Clinical paradigms and pervasive marketing feed overdiagnosis
The propensity to overdiagnose some of these conditions may be particularly strong when dealing with psychiatric conditions with deep-seated social or economic roots that simply cannot be addressed fully in a 15-minute doctor visit. According to a 2011 national survey conducted by the CDC, children living in poverty or in a single-parent or foster home were substantially more likely than other children to be diagnosed with ADHD or a learning disability.
It should come as no surprise that a hungry child living in poverty, or one with an overworked or otherwise absent parent, might find it difficult to concentrate in school or might misbehave as a consequence of his or her situation. Addressing deep social or economic problems takes time that many pediatricians or psychiatrists are simply not given (or may be beyond the scope of their abilities) in a medical system that demands high patient turnover and discrete diagnoses that can be billed to insurers.
The drug industry also has played a decisive role in the overdiagnosis problem. Millions of newly diagnosed children represent a lucrative new market, and manufacturers of atypical antipsychotics have launched aggressive marketing campaigns to pressure physicians to prescribe the drugs. Because there are only a few FDA-approved conditions for the drugs in children, however, many of these promotional campaigns have apparently crossed the line into illegal, off-label marketing. Since 2007, seven different manufacturers of atypical antipsychotics have paid a total of $4.3 billion in settlements with the federal and state governments over allegations including actively marketing the drugs for off-label uses in children.

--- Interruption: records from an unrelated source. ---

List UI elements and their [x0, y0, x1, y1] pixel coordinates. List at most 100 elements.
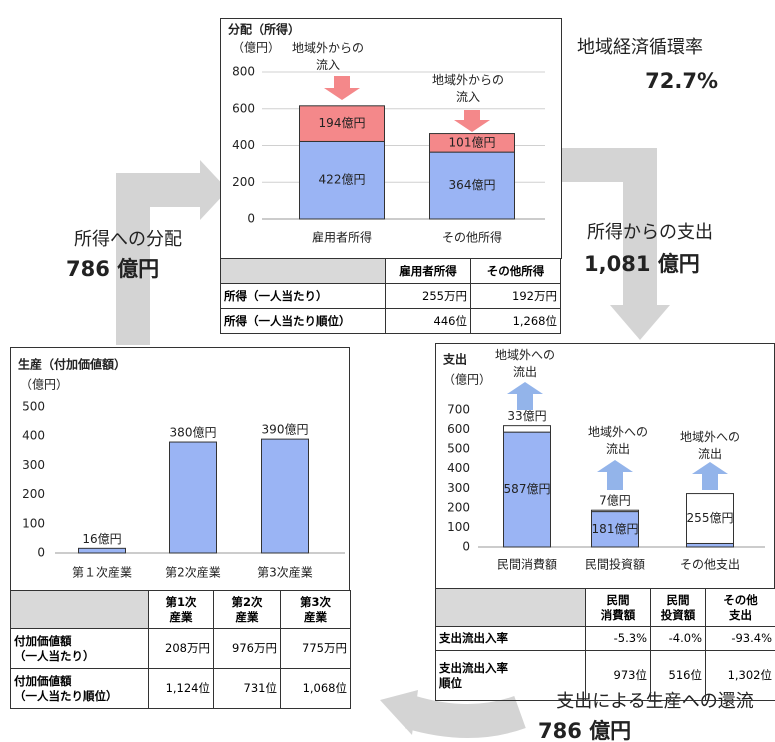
chart-title: 分配（所得） [228, 22, 300, 37]
y-tick-label: 600 [447, 422, 470, 436]
flow-arrow [562, 148, 657, 310]
table-row: 所得（一人当たり順位） 446位 1,268位 [220, 308, 561, 334]
row-label: 所得（一人当たり順位） [220, 308, 386, 334]
y-tick-label: 300 [447, 481, 470, 495]
table-cell: 255万円 [385, 283, 471, 309]
annotation-arrow [454, 110, 490, 132]
data-label: 255億円 [687, 511, 734, 525]
y-axis-label: （億円） [20, 378, 68, 392]
header-cell: 民間 投資額 [650, 588, 706, 627]
header-cell: 第1次 産業 [148, 590, 214, 629]
x-tick-label: 第3次産業 [257, 565, 313, 580]
table-cell: -93.4% [705, 626, 775, 651]
corner-cell [10, 590, 149, 629]
y-tick-label: 400 [232, 138, 255, 152]
bar [299, 140, 385, 220]
table-row: 支出流出入率 順位 973位 516位 1,302位 [435, 650, 775, 701]
row-label: 付加価値額 （一人当たり順位） [10, 668, 149, 709]
x-tick-label: 雇用者所得 [312, 230, 372, 245]
y-tick-label: 800 [232, 65, 255, 79]
x-tick-label: 第2次産業 [165, 565, 221, 580]
annotation-arrow [507, 382, 543, 410]
flow-arrows [116, 148, 657, 738]
y-tick-label: 400 [447, 461, 470, 475]
data-table: 民間 消費額 民間 投資額 その他 支出 支出流出入率 -5.3% -4.0% -93.4%… [435, 588, 775, 701]
table-row: 支出流出入率 -5.3% -4.0% -93.4% [435, 626, 775, 651]
flow-label: 所得への分配 [74, 229, 182, 250]
y-tick-label: 0 [37, 546, 45, 560]
y-tick-label: 500 [447, 442, 470, 456]
data-label: 194億円 [319, 116, 366, 130]
row-label: 支出流出入率 順位 [435, 650, 586, 701]
flow-label: 地域経済循環率 [577, 37, 703, 58]
flow-value: 1,081 億円 [584, 252, 700, 276]
table-row: 付加価値額 （一人当たり順位） 1,124位 731位 1,068位 [10, 668, 351, 709]
table-cell: 973位 [585, 650, 651, 701]
row-label: 付加価値額 （一人当たり） [10, 628, 149, 669]
header-cell: 第3次 産業 [280, 590, 351, 629]
flow-value: 786 億円 [66, 257, 159, 281]
y-tick-label: 200 [447, 500, 470, 514]
y-tick-label: 300 [22, 458, 45, 472]
annotation: 地域外からの流入 [432, 73, 504, 104]
header-row: 雇用者所得 その他所得 [220, 258, 561, 284]
table-cell: 208万円 [148, 628, 214, 669]
data-label: 390億円 [262, 423, 309, 437]
y-tick-label: 400 [22, 429, 45, 443]
table-cell: 516位 [650, 650, 706, 701]
annotation-arrow [597, 460, 633, 490]
data-label: 33億円 [507, 409, 546, 423]
bar [429, 151, 515, 220]
annotation: 地域外への流出 [588, 425, 648, 456]
table-cell: 1,124位 [148, 668, 214, 709]
data-label: 380億円 [170, 426, 217, 440]
data-label: 7億円 [599, 494, 631, 508]
annotation: 地域外からの流入 [292, 41, 364, 72]
x-tick-label: 第１次産業 [72, 565, 132, 580]
flow-arrowhead [610, 305, 670, 340]
y-tick-label: 200 [232, 175, 255, 189]
table-row: 所得（一人当たり） 255万円 192万円 [220, 283, 561, 309]
bar [429, 133, 515, 153]
y-tick-label: 700 [447, 403, 470, 417]
row-label: 所得（一人当たり） [220, 283, 386, 309]
y-tick-label: 100 [22, 516, 45, 530]
data-table: 雇用者所得 その他所得 所得（一人当たり） 255万円 192万円 所得（一人当たり順位）… [220, 258, 561, 334]
bar [78, 547, 126, 554]
data-label: 16億円 [82, 532, 121, 546]
row-label: 支出流出入率 [435, 626, 586, 651]
x-tick-label: その他所得 [442, 230, 502, 245]
x-tick-label: その他支出 [680, 558, 740, 572]
header-cell: 雇用者所得 [385, 258, 471, 284]
header-cell: その他所得 [470, 258, 561, 284]
table-cell: 976万円 [213, 628, 281, 669]
data-label: 181億円 [592, 522, 639, 536]
table-cell: 731位 [213, 668, 281, 709]
table-cell: 1,302位 [705, 650, 775, 701]
table-cell: 775万円 [280, 628, 351, 669]
flow-label: 所得からの支出 [587, 222, 713, 243]
data-label: 101億円 [449, 135, 496, 149]
bar [686, 493, 734, 544]
y-tick-label: 600 [232, 101, 255, 115]
x-tick-label: 民間消費額 [497, 557, 557, 572]
header-row: 民間 消費額 民間 投資額 その他 支出 [435, 588, 775, 627]
data-label: 587億円 [504, 482, 551, 496]
header-cell: その他 支出 [705, 588, 775, 627]
chart-title: 支出 [442, 352, 467, 367]
corner-cell [435, 588, 586, 627]
table-cell: -5.3% [585, 626, 651, 651]
bar [591, 509, 639, 513]
bar [686, 542, 734, 548]
flow-arrowhead [380, 690, 418, 735]
bar [591, 511, 639, 548]
table-row: 付加価値額 （一人当たり） 208万円 976万円 775万円 [10, 628, 351, 669]
corner-cell [220, 258, 386, 284]
header-cell: 民間 消費額 [585, 588, 651, 627]
flow-value: 786 億円 [538, 719, 631, 742]
bar [169, 441, 217, 554]
header-cell: 第2次 産業 [213, 590, 281, 629]
table-cell: 1,068位 [280, 668, 351, 709]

Thanks to direct-to-consumer marketing campaigns for psychotropic drugs and media stories of an “epidemic” of mental illnesses (such as ADHD) in children, parents may be more prone to pathologize their children’s behavior and ask for medications themselves. Children formerly regarded as rambunctious or transiently sad are now often regarded as mentally ill and treated with a medication they may take for years ? into adulthood and, in some cases, for life. Beyond the direct impact of ads, the current diagnostic paradigm might inherently appeal to busy and distressed parents looking for an immediate answer to a child’s misbehavior while alleviating them of any perceived (and in many cases unfounded) culpability for their child’s conduct.
Overprescribing displaces long-term solutions
The result of all these factors is that millions of children are receiving risky antipsychotic medications that have never been shown to provide any benefit to them. A fragmented medical system that encourages overdiagnosis and overmedication, combined with persistent marketing campaigns, fuels this unnecessary use and diverts attention from more effective long-term social interventions and economic policies to alleviate mental-health burdens in children and adolescents.